Lesson Plan: The Arrival by Shaun Tan and Multiculturalism
Teacher: Art, English, or Social Studies teacher
Subject Area: Art, Creative Writing, or Social Studies
Grade: Seventh and Eighth
Name of lesson: Reading the Wordless Text and Multiculturalism
Overview:
The Arrival
provides a good impetus for discussions about multiculturalism, pluralism, and
diversity in addition to developing interpretation skills.

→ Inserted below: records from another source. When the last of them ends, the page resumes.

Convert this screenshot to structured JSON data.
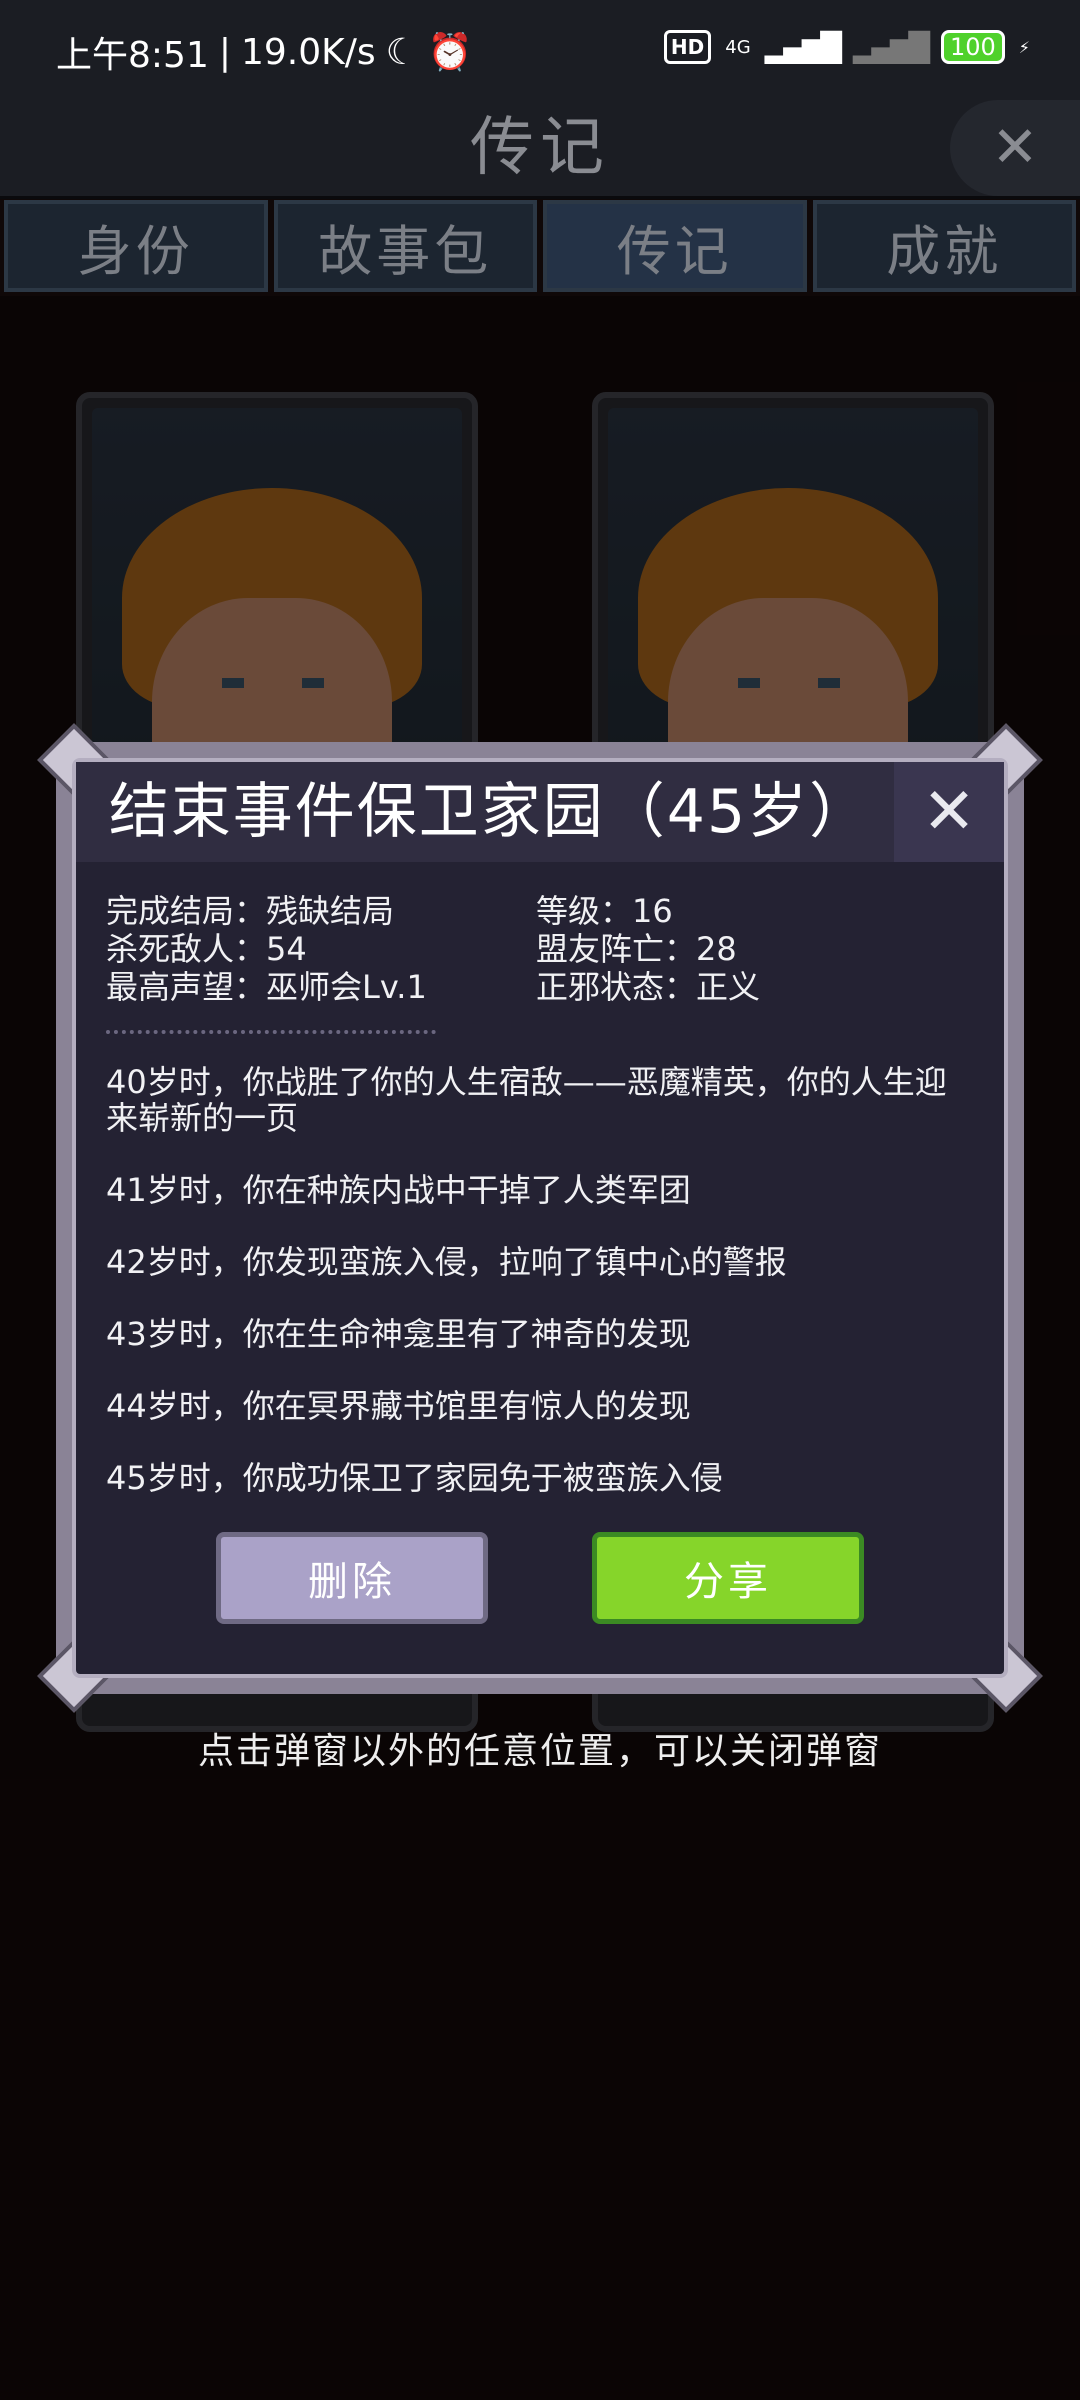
{
  "status_bar": {
    "time": "上午8:51",
    "speed": "19.0K/s",
    "hd": "HD",
    "network": "4G",
    "battery": "100"
  },
  "header": {
    "title": "传记"
  },
  "tabs": [
    {
      "label": "身份"
    },
    {
      "label": "故事包"
    },
    {
      "label": "传记"
    },
    {
      "label": "成就"
    }
  ],
  "modal": {
    "title": "结束事件保卫家园（45岁）",
    "stats": {
      "ending_label": "完成结局：残缺结局",
      "level_label": "等级：16",
      "kills_label": "杀死敌人：54",
      "allies_label": "盟友阵亡：28",
      "fame_label": "最高声望：巫师会Lv.1",
      "alignment_label": "正邪状态：正义"
    },
    "events": [
      "40岁时，你战胜了你的人生宿敌——恶魔精英，你的人生迎来崭新的一页",
      "41岁时，你在种族内战中干掉了人类军团",
      "42岁时，你发现蛮族入侵，拉响了镇中心的警报",
      "43岁时，你在生命神龛里有了神奇的发现",
      "44岁时，你在冥界藏书馆里有惊人的发现",
      "45岁时，你成功保卫了家园免于被蛮族入侵"
    ],
    "delete_label": "删除",
    "share_label": "分享"
  },
  "hint": "点击弹窗以外的任意位置，可以关闭弹窗",
  "colors": {
    "background": "#0f0808",
    "share_button": "#86d52a",
    "delete_button": "#aaa2c8",
    "modal_bg": "#242233"
  }
}
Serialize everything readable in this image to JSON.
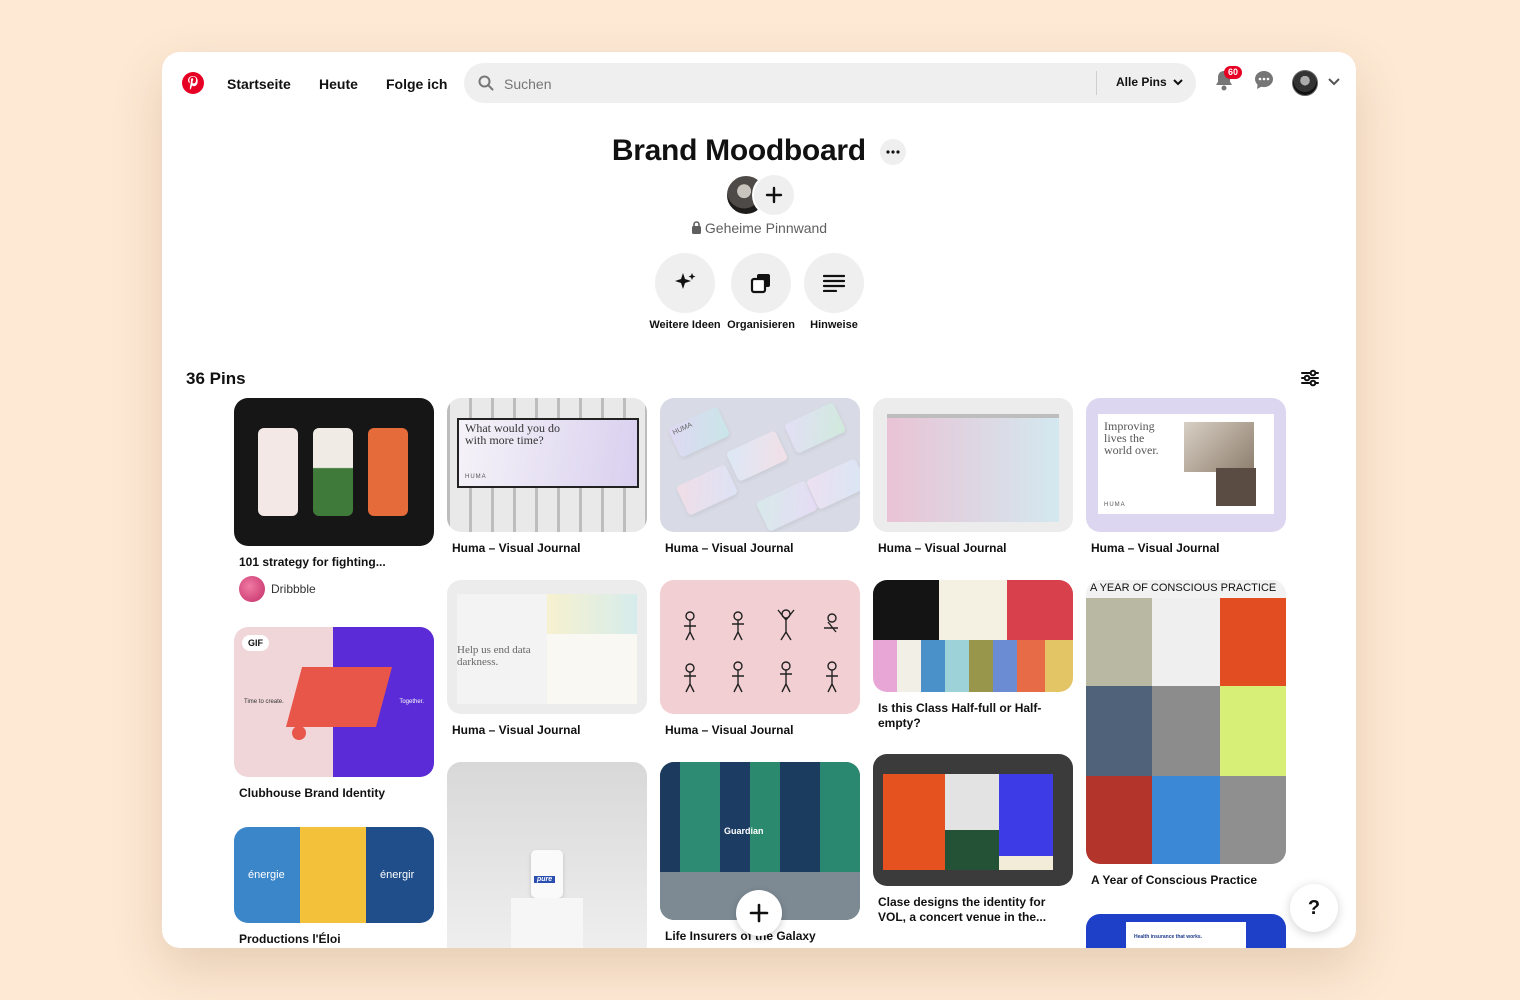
{
  "nav": {
    "home": "Startseite",
    "today": "Heute",
    "following": "Folge ich"
  },
  "search": {
    "placeholder": "Suchen",
    "filter_label": "Alle Pins"
  },
  "notifications": {
    "count": "60"
  },
  "board": {
    "title": "Brand Moodboard",
    "visibility": "Geheime Pinnwand",
    "actions": [
      {
        "label": "Weitere Ideen",
        "icon": "sparkle-icon"
      },
      {
        "label": "Organisieren",
        "icon": "organize-icon"
      },
      {
        "label": "Hinweise",
        "icon": "notes-icon"
      }
    ],
    "pin_count": "36 Pins"
  },
  "pins": {
    "p1": {
      "caption": "101 strategy for fighting...",
      "source": "Dribbble"
    },
    "p2": {
      "caption": "Clubhouse Brand Identity",
      "tag": "GIF",
      "left_text": "Time to create.",
      "right_text": "Together."
    },
    "p3": {
      "caption": "Productions l'Éloi",
      "words": [
        "énergie",
        "énergir"
      ]
    },
    "p4": {
      "caption": "Huma – Visual Journal",
      "headline": "What would you do with more time?",
      "brand": "HUMA"
    },
    "p5": {
      "caption": "Huma – Visual Journal",
      "headline": "Help us end data darkness."
    },
    "p6": {
      "caption": "",
      "label": "pure"
    },
    "p7": {
      "caption": "Huma – Visual Journal",
      "brand": "HUMA"
    },
    "p8": {
      "caption": "Huma – Visual Journal"
    },
    "p9": {
      "caption": "Life Insurers of the Galaxy",
      "brand": "Guardian"
    },
    "p10": {
      "caption": "Huma – Visual Journal"
    },
    "p11": {
      "caption": "Is this Class Half-full or Half-empty?"
    },
    "p12": {
      "caption": "Clase designs the identity for VOL, a concert venue in the..."
    },
    "p13": {
      "caption": "Huma – Visual Journal",
      "headline": "Improving lives the world over.",
      "brand": "HUMA"
    },
    "p14": {
      "caption": "A Year of Conscious Practice",
      "header": "A YEAR OF CONSCIOUS PRACTICE"
    },
    "p15": {
      "headline": "Health insurance that works."
    }
  },
  "help": {
    "label": "?"
  }
}
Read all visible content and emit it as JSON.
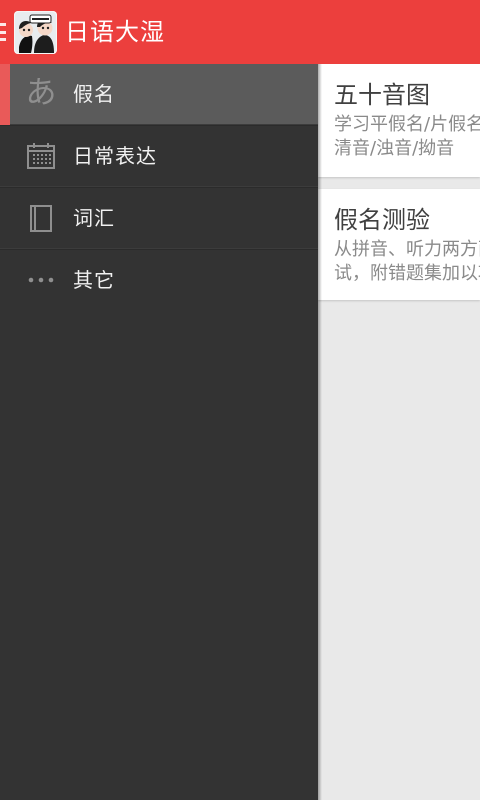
{
  "app": {
    "title": "日语大湿"
  },
  "drawer": {
    "items": [
      {
        "label": "假名",
        "icon": "hiragana-a-icon",
        "icon_text": "あ",
        "active": true
      },
      {
        "label": "日常表达",
        "icon": "calendar-icon",
        "active": false
      },
      {
        "label": "词汇",
        "icon": "notebook-icon",
        "active": false
      },
      {
        "label": "其它",
        "icon": "more-dots-icon",
        "active": false
      }
    ]
  },
  "content": {
    "cards": [
      {
        "title": "五十音图",
        "desc": "学习平假名/片假名，切换清音/浊音/拗音"
      },
      {
        "title": "假名测验",
        "desc": "从拼音、听力两方面测试，附错题集加以巩固"
      }
    ]
  },
  "colors": {
    "app_bar": "#ec3f3d",
    "drawer_background": "#333333",
    "drawer_active_background": "#5b5b5b",
    "active_indicator": "#e95a59",
    "content_background": "#e9e9e9"
  }
}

The text offers
opportunities to apply multiple critical perspectives to a single text and
engaging student discussions.
Description:
Students discuss and learn about multiculturism, pluralism,
and diversity
Students
Time needed for lesson:
90 minutes
Procedure:
Lesson one
Teacher gives a visual presentation of The Arrival.
Lesson two
Teacher reads quote
from Shaun Tan and asks the students for their opinions. The teacher shows a
couple of pages and students practice tuning their fine literacy skills
together. Simulates visual literacy. From Shaun Tan’s Essay “PICTURE BOOKS: Who
Are They For?”- “This is perhaps what reading and visual literacy are all about
- and what picture books are good for - continuing that playful inquiry we
began in childhood, of using imagination to find significance and meaning in
those ordinary, day-to-day experiences that might otherwise remain unnoticed. The
lessons we learn from studying pictures and stories are best applied to a
similar study of life in general - people, places, objects, emotions, ideas and
the relationships between them all. At it’s most successful, fiction offers us
devices for interpreting reality, and imagining how many such interpretations
might be possible.”
Lesson three
Students work in
small groups looking at a couple of pages from the graphic novel.
Lesson Four
Individually or in small
groups students develop their own thematic wordless storyline and put the
sketches on a poster board.
Lesson Five
Students present
their story posters.
Alternative lesson for Writing and interpretation skills:
The Arrival can be used for high school creative writing and senior English
classes. The graphic novel can help
teach students how to identify formal literary devices, perspectives (feminist,
cultural, historical, Marxist, etc), analyzing themes, et cetera.